Gun laws in the United States cannot limit access to guns broadly as in other countries. Instead, Swanson said, “We have to see what people are most at risk to limit. It’s not gun control; it’s people control.”

Swanson and the other professors see risk protection order laws as a policy measure that effectively reduces gun violence, has widespread bipartisan support, and is constitutionally sound. The laws allow families, household members or law enforcement officers to temporarily remove a person’s access to firearms before they commit violence.

Blocher addressed the misunderstanding that Second Amendment gun rights and gun regulations cannot coexist.

"People too often think you have to make some kind of choice between gun rights and gun regulation,” Blocher said, “but it's not true as a matter of history, it’s not true as a matter of doctrine at any point in American history including the one we’re in, and it’s not good policy either. Constitutional law doesn’t work that way.”

The speakers also discussed mass shootings. While Miller agreed that “mass shootings are very salient,” he noted their rarity compared to suicides and inner-city violence.

Swanson added that in the wake of mass shootings, people often demand “some kind of easy solution to it.” In reality, mass shootings make up a small portion of gun deaths, and gun regulations require much more than a “quick fix.”

In addition to gun laws, Swanson stressed the importance of changing societal attitudes surrounding gun regulation. Using the Click It or Ticket seat belt campaign as an example, Swanson affirmed that cultural norms can change over time with persistent, widespread effort.
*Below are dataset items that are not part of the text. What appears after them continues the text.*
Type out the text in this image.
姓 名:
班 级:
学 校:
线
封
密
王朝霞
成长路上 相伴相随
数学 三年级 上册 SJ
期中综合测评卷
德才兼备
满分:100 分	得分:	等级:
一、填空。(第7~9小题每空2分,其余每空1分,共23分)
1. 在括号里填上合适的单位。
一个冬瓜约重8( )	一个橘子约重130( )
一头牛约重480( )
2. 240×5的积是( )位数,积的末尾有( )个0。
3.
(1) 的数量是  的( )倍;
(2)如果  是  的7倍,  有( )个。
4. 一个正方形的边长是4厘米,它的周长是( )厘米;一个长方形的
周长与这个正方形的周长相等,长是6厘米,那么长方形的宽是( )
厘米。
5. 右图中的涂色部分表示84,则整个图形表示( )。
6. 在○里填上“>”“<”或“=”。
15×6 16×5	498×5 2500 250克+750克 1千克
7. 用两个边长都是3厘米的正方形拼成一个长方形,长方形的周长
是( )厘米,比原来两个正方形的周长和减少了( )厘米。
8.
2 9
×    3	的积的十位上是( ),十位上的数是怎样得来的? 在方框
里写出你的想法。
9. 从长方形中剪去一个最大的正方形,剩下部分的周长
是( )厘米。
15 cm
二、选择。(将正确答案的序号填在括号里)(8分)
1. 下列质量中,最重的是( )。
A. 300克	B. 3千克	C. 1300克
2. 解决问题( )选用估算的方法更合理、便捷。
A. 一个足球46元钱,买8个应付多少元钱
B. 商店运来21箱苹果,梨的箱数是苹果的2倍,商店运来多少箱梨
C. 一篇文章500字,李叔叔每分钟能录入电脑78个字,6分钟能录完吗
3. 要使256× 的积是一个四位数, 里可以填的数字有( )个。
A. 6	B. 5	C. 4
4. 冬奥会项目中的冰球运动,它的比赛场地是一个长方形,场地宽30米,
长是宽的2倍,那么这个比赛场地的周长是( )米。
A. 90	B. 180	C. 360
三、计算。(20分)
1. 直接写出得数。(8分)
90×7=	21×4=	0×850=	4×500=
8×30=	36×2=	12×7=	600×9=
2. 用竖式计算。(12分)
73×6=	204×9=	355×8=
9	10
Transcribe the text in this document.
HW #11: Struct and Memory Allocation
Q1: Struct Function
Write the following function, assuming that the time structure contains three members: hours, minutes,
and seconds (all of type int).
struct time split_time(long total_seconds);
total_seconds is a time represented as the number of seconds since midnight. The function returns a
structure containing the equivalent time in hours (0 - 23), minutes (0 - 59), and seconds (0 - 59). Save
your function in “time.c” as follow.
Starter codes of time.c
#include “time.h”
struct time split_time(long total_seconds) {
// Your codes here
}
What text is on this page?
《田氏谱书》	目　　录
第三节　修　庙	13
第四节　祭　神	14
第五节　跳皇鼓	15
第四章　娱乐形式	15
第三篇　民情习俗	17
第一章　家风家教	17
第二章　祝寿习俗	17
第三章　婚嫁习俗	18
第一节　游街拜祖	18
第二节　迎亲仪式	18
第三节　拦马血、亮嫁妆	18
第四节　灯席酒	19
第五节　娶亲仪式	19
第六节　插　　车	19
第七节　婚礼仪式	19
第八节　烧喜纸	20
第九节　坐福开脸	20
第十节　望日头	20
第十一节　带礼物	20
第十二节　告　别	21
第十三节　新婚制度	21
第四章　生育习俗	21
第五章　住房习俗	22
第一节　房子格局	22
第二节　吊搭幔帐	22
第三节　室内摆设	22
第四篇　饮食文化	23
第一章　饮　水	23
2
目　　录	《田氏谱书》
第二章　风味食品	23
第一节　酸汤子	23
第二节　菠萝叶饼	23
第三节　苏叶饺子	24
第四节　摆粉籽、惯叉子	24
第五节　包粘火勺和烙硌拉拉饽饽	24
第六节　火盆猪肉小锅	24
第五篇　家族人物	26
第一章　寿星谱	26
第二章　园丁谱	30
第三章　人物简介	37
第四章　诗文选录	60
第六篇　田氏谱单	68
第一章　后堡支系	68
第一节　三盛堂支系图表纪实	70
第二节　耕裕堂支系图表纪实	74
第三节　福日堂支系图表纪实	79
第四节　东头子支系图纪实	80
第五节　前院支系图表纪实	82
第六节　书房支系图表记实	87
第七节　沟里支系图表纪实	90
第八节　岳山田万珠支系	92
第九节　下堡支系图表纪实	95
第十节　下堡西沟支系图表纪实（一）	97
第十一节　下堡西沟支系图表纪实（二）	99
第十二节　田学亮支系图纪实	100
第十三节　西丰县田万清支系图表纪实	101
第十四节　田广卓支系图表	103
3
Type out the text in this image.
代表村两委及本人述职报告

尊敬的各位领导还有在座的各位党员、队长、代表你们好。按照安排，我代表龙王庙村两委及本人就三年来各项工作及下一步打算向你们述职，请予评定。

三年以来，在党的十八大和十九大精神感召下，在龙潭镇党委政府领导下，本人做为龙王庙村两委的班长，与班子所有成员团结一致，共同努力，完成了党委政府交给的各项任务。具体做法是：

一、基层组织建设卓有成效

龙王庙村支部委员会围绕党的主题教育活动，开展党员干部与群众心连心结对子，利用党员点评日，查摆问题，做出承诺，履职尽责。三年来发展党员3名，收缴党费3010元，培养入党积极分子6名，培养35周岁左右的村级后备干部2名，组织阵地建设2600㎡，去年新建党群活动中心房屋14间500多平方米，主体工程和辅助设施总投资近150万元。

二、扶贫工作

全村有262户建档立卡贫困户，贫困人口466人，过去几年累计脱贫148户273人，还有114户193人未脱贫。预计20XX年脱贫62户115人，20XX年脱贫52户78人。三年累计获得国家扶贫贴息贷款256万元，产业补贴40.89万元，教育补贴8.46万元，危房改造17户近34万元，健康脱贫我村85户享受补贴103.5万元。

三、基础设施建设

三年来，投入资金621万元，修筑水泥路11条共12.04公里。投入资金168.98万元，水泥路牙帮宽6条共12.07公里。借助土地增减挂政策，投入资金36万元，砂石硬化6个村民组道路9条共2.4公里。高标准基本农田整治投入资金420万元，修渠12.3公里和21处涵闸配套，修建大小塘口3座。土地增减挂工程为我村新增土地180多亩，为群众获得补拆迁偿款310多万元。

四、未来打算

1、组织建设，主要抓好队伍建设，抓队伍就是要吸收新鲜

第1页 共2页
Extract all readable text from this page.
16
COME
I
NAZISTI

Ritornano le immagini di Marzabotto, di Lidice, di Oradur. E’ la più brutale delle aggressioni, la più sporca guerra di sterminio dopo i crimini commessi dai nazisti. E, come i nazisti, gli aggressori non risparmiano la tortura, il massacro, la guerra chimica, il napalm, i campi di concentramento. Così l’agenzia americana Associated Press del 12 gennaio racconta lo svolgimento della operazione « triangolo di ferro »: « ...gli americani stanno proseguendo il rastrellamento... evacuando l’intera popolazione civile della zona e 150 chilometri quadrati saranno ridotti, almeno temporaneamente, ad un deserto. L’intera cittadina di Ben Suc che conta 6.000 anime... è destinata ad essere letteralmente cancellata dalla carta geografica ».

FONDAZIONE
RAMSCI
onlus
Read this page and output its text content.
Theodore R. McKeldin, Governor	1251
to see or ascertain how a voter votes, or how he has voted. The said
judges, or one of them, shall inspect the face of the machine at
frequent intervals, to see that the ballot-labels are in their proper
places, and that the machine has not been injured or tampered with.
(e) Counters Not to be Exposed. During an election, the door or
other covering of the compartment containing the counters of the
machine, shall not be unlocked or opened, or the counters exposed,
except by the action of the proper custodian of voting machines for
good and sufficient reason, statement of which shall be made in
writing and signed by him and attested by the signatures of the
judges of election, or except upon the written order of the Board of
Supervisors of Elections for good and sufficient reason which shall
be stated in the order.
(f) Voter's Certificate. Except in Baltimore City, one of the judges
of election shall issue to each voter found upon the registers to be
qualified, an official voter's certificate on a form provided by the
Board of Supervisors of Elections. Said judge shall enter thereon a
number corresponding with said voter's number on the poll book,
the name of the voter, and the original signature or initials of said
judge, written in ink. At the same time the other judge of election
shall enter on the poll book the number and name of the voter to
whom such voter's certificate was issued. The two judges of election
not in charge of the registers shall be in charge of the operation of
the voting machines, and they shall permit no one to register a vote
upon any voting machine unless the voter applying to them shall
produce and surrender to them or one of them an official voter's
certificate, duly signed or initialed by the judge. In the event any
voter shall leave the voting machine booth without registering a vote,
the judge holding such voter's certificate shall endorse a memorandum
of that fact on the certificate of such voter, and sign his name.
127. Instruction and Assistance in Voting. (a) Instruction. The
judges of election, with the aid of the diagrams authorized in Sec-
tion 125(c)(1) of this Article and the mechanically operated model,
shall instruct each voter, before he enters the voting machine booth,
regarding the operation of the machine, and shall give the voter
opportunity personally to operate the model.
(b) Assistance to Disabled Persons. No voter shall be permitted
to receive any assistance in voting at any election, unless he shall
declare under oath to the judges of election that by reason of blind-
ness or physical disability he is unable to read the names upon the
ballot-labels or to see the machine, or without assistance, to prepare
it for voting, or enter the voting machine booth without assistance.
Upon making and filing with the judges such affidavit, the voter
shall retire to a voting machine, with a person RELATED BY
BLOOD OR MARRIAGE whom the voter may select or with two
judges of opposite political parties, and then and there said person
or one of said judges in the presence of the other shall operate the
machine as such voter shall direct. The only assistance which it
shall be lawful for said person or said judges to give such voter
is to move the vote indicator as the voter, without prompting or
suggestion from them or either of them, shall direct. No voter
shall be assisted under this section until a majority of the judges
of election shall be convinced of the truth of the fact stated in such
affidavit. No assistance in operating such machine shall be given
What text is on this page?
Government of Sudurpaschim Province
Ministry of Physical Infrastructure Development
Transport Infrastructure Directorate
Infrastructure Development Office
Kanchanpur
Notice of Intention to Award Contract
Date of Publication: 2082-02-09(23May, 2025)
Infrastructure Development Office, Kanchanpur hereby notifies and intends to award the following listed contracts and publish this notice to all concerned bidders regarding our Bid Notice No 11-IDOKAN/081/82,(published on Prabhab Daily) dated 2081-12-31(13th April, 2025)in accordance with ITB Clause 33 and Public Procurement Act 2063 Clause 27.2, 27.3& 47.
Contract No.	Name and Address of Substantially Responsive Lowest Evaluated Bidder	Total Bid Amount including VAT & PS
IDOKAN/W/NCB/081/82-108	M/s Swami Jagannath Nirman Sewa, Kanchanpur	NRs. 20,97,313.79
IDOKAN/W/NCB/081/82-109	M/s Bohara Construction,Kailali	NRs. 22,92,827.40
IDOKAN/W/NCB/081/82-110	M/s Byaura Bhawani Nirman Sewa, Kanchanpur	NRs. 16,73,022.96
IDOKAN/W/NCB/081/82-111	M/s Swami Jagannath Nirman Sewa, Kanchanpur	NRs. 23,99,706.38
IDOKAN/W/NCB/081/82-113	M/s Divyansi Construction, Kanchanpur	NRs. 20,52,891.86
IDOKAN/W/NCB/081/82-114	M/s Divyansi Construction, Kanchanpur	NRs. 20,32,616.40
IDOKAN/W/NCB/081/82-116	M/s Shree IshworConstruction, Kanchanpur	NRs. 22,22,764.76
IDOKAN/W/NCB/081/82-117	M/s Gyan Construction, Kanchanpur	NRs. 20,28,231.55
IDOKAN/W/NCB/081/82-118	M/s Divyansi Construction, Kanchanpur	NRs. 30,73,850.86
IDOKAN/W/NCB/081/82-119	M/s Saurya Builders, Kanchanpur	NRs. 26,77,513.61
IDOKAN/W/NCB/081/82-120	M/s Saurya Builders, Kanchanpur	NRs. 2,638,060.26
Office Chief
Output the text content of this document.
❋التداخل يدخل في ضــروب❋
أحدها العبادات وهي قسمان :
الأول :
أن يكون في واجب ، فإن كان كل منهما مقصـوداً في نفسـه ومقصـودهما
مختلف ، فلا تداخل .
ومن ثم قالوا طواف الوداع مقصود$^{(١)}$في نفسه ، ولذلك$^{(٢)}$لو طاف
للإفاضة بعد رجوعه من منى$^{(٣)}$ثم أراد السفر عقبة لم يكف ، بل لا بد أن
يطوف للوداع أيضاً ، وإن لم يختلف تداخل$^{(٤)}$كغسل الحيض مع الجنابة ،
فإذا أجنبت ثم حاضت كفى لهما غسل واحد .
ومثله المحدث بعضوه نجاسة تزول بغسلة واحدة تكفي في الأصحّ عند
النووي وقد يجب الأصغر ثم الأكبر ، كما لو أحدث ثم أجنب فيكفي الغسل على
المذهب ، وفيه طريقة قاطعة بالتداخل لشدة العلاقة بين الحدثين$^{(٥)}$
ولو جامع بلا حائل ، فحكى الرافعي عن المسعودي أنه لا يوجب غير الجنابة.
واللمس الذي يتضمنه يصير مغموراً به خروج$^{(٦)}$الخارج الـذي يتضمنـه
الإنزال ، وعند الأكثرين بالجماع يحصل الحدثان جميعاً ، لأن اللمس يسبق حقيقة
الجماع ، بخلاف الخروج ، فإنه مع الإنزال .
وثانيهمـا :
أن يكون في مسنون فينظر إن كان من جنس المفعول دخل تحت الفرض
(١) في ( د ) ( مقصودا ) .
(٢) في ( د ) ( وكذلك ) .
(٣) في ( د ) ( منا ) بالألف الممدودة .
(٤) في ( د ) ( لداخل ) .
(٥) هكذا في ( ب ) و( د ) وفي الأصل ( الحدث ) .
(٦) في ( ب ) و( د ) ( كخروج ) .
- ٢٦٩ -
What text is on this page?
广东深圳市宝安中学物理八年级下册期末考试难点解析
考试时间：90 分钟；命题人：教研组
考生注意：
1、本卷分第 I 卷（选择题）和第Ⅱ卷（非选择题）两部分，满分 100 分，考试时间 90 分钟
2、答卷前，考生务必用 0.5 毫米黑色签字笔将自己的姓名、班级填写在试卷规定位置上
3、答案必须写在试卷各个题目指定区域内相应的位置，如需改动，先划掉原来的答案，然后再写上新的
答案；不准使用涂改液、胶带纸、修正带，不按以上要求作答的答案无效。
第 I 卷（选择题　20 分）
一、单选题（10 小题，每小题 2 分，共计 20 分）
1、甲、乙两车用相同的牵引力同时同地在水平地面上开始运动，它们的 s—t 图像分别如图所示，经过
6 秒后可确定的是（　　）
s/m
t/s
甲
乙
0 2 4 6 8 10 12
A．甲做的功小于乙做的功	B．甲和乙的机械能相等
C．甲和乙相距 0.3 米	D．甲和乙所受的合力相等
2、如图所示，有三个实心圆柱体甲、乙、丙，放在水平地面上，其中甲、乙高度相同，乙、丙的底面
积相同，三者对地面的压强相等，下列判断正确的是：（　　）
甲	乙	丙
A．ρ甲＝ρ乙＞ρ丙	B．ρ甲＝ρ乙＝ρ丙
To address gun violence, the speakers pressed students to vote and engage civically. Cook added that students could also volunteer with local groups that work with victims of gun violence.

Swanson urged students not to be dismayed by gridlock at the federal level, but to look to state and local governments for opportunities for meaningful change.

Blocher encouraged students to remain engaged, saying, “Cultural and constitutional things can change, and that will be up to people like you.”

The event was sponsored by the Office of the Vice Provost; POLIS: Duke’s Center for Political Leadership, Innovation and Service; the Department of Political Science; the Office of Undergraduate Scholars and Fellows; and Duke Political Union.